In the early eighties and nineties, heavy poaching had wiped out the entire rhino population in Manas – prior to 1989, an estimate of more than 100 rhinos were living in the national park. In 2005, Assam government with support from the International Rhino Foundation (IRF), the World Wide Fund for Nature (WWF), the United States Fish and Wildlife Service (USFWS) and the Bodoland Territorial Council launched the Indian Rhino Vision 2020 (IRV 2020) – a programme to reintroduce rhinos in protected areas – where they had fallen to poacher’s bullets. In Assam, the rhino population is distributed in four major protected areas – Manas National Park, Kaziranga National Park, the Rajiv Gandhi Orang National Park and Pobitora Wildlife Sanctuary.

"Translocation is the intentional release of the animal to the wild in an attempt to establish, re-establish or augment the population. Translocation of a rhino is not an easy process, and it has to follow strict international and national protocols," explained Dutta, adding that the rhino translocation programme has also contributed to the mixing of genes as rhinos from Kaziranga and Pobitora have been introduced in Manas National Park.

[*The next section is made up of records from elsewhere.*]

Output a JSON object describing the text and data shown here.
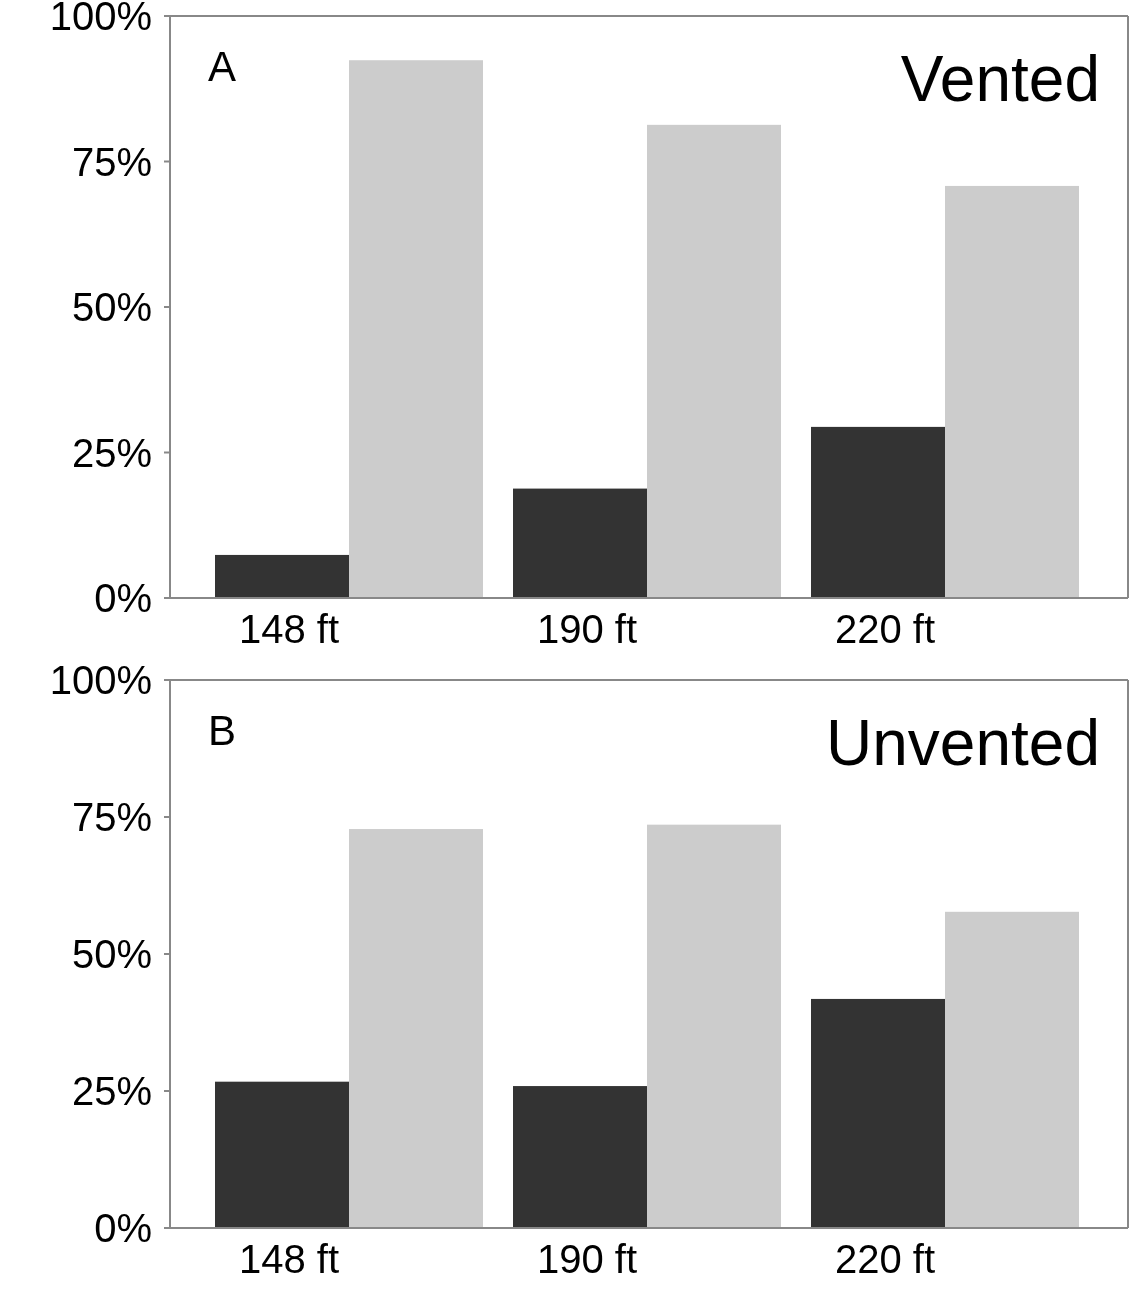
{
  "chart_data": [
    {
      "type": "bar",
      "title": "Vented",
      "annotations": [
        "A"
      ],
      "categories": [
        "148 ft",
        "190 ft",
        "220 ft"
      ],
      "series": [
        {
          "color": "#333333",
          "values": [
            7.4,
            18.8,
            29.4
          ]
        },
        {
          "color": "#cccccc",
          "values": [
            92.4,
            81.3,
            70.8
          ]
        }
      ],
      "ylim": [
        0,
        100
      ],
      "yticks": [
        {
          "value": 0,
          "label": "0%"
        },
        {
          "value": 25,
          "label": "25%"
        },
        {
          "value": 50,
          "label": "50%"
        },
        {
          "value": 75,
          "label": "75%"
        },
        {
          "value": 100,
          "label": "100%"
        }
      ]
    },
    {
      "type": "bar",
      "title": "Unvented",
      "annotations": [
        "B"
      ],
      "categories": [
        "148 ft",
        "190 ft",
        "220 ft"
      ],
      "series": [
        {
          "color": "#333333",
          "values": [
            26.7,
            25.9,
            41.8
          ]
        },
        {
          "color": "#cccccc",
          "values": [
            72.8,
            73.6,
            57.7
          ]
        }
      ],
      "ylim": [
        0,
        100
      ],
      "yticks": [
        {
          "value": 0,
          "label": "0%"
        },
        {
          "value": 25,
          "label": "25%"
        },
        {
          "value": 50,
          "label": "50%"
        },
        {
          "value": 75,
          "label": "75%"
        },
        {
          "value": 100,
          "label": "100%"
        }
      ]
    }
  ]
}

From 2008-2012, 10 rhinos have been translocated to Manas from Pobitora Wildlife Sanctuary, and eight others from Kaziranga National Park. Along with the wild rhinos, 17 rehabilitated rhinos from the Centre for Wildlife Rehabilitation and Conservation (CWRC) have been introduced in the national park since 2006.

"Two more sub-adult rhinos are soon to be translocated from Kaziranga to Manas," informed Dutta, also explaining how the authorities keep a track of the rhinos in the park. "When they were first brought here, the rhinos were radio-collared, but once they were established, they have always been wild and free. It is a natural process of monitoring that we follow – it is ID-based, and also through distinctive body features, or through their movement pattern. Camera trap monitoring is also done, their ranges are well identified."

One-horned rhino calf in Assam National Park. Image: Author provided

One-horned rhino calf in Assam National Park. Image: Author provided

Tourism was almost non-existent or limping in Manas from 2003-2008, but with the revival of the national park, there has been a giant increase in Assam’s tourism revenue - till 2018, the revenue collection by Assam government stood at almost Rs 1 crore. The boost in tourism has also offered livelihood opportunities to the fringe community.

The increase in rhino population has further led to an increase in tiger and elephant population – at present, as many as 30 tigers are living in Manas National Park and Tiger Reserve, with the state government using the M-STrIPES (Monitoring System for Tigers - Intensive Protection and Ecological Status) application for better monitoring, surveillance and conservation of wildlife.

India holds 75 percent of world’s wild Indian rhino population, and due to multiple conservation efforts, the rhino population in Assam grew about 71% in between 1999 to 2018. According to Dutta, it has been a challenging task to re-establish the rhino population in Manas in the last decade - the Indian rhinos continue to be globally threatened due to habitat conversion, fragmentation and poaching.

"It has been a silent initiative to revive the rhino population at the Manas National Park, and every birth makes a difference. But the rhino population and the fragile habitat of Manas need much more attention from all stakeholders of the society."